Il faut souligner aussi la portée symbolique de cette scène. Aux yeux de Zilia, ces hommes en furie couverts de sang sont assimilés à des démons destructeurs. Or, il s’agit en réalité de ses sauveurs français. Graffigny joue sur le contraste entre apparence et réalité : ceux qui viennent libérer Zilia apparaissent d’abord comme des monstres, preuve que la violence, même exercée pour une « bonne cause », reste effrayante et barbare. Ce renversement de perspective amène le lecteur à réfléchir : la frontière entre civilisé et barbare est floue. Zilia qualifiait déjà les Espagnols de « barbares », et ici elle voit de nouveaux « Sauvages ». Le terme « Sauvages » qu’elle emploie pour désigner tous ces étrangers (Espagnols ou autres) est un renversement ironique du vocabulaire colonial de l’époque, qui traitait les Indigènes de sauvages. En mettant ce mot dans la bouche de Zilia à propos des Européens, Graffigny inverse le jugement ethnocentrique : ce sont les Européens qui, par leur violence incompréhensible, apparaissent comme des sauvages aux yeux d’une Inca civilisée. Cette inversion sert la critique des préjugés : elle invite le public à adopter le point de vue de l’autre et à reconnaître la barbarie dans les conquérants eux-mêmes.

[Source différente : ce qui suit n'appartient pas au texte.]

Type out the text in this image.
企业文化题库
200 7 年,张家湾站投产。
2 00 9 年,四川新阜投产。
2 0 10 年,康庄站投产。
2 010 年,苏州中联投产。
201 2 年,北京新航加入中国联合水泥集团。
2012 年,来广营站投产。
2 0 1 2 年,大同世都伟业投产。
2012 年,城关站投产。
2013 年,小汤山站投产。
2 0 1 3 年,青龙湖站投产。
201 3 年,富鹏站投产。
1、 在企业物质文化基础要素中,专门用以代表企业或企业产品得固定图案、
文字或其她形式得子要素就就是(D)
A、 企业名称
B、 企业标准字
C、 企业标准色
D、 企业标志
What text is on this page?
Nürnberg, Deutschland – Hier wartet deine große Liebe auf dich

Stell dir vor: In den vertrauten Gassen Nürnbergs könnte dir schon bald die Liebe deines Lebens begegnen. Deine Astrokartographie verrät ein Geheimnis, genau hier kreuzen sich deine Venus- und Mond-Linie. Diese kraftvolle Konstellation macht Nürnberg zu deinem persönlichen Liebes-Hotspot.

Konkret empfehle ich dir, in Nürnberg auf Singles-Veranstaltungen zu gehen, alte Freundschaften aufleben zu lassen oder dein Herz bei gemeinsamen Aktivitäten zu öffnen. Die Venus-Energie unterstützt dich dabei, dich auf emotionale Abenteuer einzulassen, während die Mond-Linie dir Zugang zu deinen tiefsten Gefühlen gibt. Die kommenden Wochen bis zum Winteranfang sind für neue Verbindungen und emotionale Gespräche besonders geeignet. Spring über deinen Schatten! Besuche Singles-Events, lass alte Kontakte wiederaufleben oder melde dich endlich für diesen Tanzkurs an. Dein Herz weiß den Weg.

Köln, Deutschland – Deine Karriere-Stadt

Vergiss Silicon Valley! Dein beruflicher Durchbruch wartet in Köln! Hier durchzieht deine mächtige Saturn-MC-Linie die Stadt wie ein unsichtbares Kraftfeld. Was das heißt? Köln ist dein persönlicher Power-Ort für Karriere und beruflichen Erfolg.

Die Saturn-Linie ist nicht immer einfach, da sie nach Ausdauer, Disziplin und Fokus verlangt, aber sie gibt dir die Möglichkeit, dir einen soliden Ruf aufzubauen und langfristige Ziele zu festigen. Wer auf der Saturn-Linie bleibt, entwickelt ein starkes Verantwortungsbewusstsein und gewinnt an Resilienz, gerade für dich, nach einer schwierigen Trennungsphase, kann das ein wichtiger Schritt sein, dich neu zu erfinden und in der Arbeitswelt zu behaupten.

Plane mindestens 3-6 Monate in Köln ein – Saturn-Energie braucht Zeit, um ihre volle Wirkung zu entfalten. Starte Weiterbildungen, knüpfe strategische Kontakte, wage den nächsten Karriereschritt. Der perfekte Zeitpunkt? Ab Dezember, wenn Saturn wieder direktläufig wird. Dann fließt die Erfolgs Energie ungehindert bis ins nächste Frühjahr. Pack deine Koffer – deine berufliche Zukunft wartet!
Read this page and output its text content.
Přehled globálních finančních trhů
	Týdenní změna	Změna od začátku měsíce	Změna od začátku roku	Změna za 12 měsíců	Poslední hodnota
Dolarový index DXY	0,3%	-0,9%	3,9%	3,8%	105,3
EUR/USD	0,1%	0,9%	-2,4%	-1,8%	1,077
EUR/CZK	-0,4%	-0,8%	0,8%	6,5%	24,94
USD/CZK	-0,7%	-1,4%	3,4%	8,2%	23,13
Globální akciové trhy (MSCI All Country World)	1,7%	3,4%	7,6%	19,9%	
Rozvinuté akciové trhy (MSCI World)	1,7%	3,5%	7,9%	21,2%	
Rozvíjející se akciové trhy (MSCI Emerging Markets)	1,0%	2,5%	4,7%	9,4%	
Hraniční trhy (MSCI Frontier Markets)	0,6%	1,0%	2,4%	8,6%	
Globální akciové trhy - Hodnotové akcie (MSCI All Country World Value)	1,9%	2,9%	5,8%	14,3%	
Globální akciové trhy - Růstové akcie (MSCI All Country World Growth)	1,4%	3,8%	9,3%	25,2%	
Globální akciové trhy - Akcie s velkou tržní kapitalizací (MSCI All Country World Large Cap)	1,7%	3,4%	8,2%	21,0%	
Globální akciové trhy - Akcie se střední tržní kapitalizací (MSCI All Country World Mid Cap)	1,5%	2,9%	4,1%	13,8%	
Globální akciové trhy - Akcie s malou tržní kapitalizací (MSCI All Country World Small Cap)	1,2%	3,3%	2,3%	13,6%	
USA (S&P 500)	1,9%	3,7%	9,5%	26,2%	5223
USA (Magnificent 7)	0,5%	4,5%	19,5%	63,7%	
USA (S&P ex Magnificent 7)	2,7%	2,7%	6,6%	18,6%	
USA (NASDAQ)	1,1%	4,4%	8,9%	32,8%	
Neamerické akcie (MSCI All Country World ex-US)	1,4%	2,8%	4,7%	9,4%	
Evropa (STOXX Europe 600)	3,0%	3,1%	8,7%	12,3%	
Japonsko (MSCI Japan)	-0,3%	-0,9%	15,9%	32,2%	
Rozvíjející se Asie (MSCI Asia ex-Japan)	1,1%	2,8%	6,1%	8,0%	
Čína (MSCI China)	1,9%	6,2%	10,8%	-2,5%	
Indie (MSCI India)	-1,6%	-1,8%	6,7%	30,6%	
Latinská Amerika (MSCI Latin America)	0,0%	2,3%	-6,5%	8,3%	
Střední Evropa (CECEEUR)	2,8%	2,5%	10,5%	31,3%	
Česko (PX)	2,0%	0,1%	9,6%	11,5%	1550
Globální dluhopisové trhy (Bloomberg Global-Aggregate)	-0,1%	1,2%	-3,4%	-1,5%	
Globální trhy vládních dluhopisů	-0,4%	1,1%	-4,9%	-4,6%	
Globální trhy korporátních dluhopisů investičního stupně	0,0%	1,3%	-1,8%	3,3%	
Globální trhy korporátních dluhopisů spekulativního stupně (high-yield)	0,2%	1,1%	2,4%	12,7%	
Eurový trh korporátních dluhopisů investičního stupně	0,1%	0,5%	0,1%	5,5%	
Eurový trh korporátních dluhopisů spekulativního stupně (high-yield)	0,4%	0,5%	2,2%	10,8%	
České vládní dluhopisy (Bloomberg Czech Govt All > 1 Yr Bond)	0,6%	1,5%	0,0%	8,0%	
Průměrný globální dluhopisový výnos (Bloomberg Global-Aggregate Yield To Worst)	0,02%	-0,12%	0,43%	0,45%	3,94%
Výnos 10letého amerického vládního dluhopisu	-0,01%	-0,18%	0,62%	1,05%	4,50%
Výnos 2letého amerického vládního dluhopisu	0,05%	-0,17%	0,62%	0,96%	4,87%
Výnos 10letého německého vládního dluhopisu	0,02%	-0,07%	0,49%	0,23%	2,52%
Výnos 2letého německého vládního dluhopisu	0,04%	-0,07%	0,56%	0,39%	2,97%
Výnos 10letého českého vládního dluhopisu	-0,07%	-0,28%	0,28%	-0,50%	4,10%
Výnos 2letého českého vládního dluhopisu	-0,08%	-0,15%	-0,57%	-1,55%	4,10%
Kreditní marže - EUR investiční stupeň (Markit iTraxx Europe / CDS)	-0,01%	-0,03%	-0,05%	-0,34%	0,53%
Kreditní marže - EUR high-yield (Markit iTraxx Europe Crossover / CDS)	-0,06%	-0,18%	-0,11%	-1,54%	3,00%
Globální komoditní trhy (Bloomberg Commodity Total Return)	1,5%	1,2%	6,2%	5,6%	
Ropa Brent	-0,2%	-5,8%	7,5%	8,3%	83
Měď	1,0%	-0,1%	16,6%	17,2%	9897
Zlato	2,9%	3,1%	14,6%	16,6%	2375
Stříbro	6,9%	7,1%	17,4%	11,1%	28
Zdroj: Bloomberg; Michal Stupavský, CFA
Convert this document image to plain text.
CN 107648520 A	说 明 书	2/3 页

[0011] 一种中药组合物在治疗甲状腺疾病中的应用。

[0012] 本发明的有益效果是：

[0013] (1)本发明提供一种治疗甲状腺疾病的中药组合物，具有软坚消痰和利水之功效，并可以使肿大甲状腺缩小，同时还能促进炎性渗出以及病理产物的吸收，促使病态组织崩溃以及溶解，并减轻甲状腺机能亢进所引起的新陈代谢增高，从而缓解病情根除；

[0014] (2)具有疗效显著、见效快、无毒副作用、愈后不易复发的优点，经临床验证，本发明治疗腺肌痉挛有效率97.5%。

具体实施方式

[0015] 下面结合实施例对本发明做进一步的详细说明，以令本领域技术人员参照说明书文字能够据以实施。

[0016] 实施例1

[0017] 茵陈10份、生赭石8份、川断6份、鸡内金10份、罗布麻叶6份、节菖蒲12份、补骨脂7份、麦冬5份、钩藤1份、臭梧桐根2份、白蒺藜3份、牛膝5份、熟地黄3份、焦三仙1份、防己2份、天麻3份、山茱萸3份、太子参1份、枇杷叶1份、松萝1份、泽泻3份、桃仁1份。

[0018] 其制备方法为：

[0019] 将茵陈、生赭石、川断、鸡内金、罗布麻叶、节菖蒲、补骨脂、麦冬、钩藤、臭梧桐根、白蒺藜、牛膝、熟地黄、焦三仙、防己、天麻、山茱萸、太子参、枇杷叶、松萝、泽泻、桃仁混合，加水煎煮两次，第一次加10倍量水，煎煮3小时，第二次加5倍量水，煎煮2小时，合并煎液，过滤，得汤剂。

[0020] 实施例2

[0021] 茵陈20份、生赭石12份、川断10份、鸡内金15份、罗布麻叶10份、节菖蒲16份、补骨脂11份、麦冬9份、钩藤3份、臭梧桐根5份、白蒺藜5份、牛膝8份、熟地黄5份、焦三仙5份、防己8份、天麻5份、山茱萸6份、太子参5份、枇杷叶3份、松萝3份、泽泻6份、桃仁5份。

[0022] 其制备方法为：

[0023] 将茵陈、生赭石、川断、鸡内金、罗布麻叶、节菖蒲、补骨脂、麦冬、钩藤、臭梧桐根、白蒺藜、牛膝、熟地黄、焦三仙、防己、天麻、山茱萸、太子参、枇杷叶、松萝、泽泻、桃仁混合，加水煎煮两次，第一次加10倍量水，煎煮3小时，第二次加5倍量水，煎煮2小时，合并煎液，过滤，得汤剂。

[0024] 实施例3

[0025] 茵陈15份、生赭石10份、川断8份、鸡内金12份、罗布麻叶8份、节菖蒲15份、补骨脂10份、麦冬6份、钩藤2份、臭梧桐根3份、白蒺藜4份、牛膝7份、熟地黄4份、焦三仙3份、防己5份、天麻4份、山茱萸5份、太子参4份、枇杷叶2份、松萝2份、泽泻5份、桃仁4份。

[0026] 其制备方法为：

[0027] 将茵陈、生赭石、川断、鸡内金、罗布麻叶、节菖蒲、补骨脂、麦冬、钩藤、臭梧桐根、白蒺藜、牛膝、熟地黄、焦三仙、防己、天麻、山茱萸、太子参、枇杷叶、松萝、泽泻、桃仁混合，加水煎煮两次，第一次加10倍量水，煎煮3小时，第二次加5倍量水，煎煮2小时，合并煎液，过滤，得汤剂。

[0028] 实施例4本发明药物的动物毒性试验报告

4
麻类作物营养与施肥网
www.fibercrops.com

En somme, la scène de la bataille navale dans la lettre III est décrite comme une véritable fin du monde du point de vue de Zilia. Le lecteur vit indirectement l’expérience traumatisante d’une captive ignorante des causes réelles du chaos. La maîtrise de Graffigny réside dans cette narration subjective et sensorielle qui rend la scène vivante et terrifiante. Au-delà de l’action, cette partie du texte offre un sous-texte critique fort : elle dénonce la violence guerrière et la terreur imposée aux victimes innocentes des conflits de pouvoir (ici Zilia, simple otage ballotée dans un combat qui la dépasse). La lettre, rappelons-le, s’adresse à Aza : Zilia lui raconte tout ceci, ce qui signifie qu’elle revit par l’écriture le traumatisme, en espérant peut-être trouver du réconfort ou de la compréhension de la part de son bien-aimé. Nous allons voir que cette narration va déboucher sur une profonde crise intérieure de l’héroïne, au réveil de son évanouissement.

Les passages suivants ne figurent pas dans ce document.